Мальчик показался из-за буков и, засунув руки в карманы, стал пересекать широкую лужайку перед домом. Казалось, он бредет куда глаза глядят. Бедняга, не удивительно, что Англия его немного пришибла. Хоть бы он встряхнулся и вспомнил, что надо вытереть посуду.
— Ужас, какой у мальчишки выговор, — сказал Рэндл.
— Надо было отдать его в приличную школу, я всегда говорил. Там ему хотя бы речь пообтесали. — Хью в свое время убеждал Сару отдать Пенна в дорогой интернат в Австралии и предлагал на это денег. Предложение его было отвергнуто, и за путаными объяснениями Сары Хью явственно слышал голос Джимми, заявляющего, что он никому, черт возьми, не позволит превратить его сына в какого-то несчастного сноба.
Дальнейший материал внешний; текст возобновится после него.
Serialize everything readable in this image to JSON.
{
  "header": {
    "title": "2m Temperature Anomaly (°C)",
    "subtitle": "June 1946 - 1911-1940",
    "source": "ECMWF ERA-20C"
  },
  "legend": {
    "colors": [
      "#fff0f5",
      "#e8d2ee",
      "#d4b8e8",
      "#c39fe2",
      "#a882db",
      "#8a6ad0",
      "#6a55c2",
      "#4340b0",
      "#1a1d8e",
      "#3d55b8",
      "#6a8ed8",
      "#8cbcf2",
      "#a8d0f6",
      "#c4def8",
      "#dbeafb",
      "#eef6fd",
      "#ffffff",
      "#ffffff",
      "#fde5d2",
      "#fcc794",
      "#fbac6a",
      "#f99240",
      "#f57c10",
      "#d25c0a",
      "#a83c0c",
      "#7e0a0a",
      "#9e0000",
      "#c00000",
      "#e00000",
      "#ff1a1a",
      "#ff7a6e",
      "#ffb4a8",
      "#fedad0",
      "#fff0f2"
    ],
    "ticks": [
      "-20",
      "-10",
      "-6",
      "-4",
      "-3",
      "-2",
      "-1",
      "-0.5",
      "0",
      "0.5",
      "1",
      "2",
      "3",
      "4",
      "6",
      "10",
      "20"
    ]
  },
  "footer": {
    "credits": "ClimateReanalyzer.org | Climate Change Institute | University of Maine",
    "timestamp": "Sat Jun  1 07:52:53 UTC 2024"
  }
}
Рэндл, не одобрявший расходов на семейство сестры, промолчал, а потом заметил:
— Все равно он решил быть автомехаником, — словно от этого выговор Пенна становился менее одиозным.
В комнату влетела принаряженная Миранда, мельком глянула на Хью и бросилась к Рэндлу. Лицо у Рэндла просветлело. Он повернулся, Миранда прыгнула к нему на колени и крепко обняла за шею.
— Птичка моя, — произнес он чуть слышно и провел рукой сверху вниз по её спине. Хью отвернулся.
Минуту Миранда молча прижималась к отцу, потом вскочила и выбежала вон. Рэндл с улыбкой смотрел ей вслед.
А Хью разглядывал сына. Красивый мужчина, ничего не скажешь. Запоминающееся крупное, чувственное лицо с большим носом и большими карими глазами. Прямые, сухие темные волосы, густые, без малейшей седины. Губы кривятся в тонкой иронической усмешке, словно он все время воздерживается от комментариев по поводу только что услышанного анекдота. Лишь едва заметная влажность глаз и губ, едва заметная одутловатость бледных щек немного старили его и набрасывали на эту здоровую силу легкую тень излишеств и невоздержанности.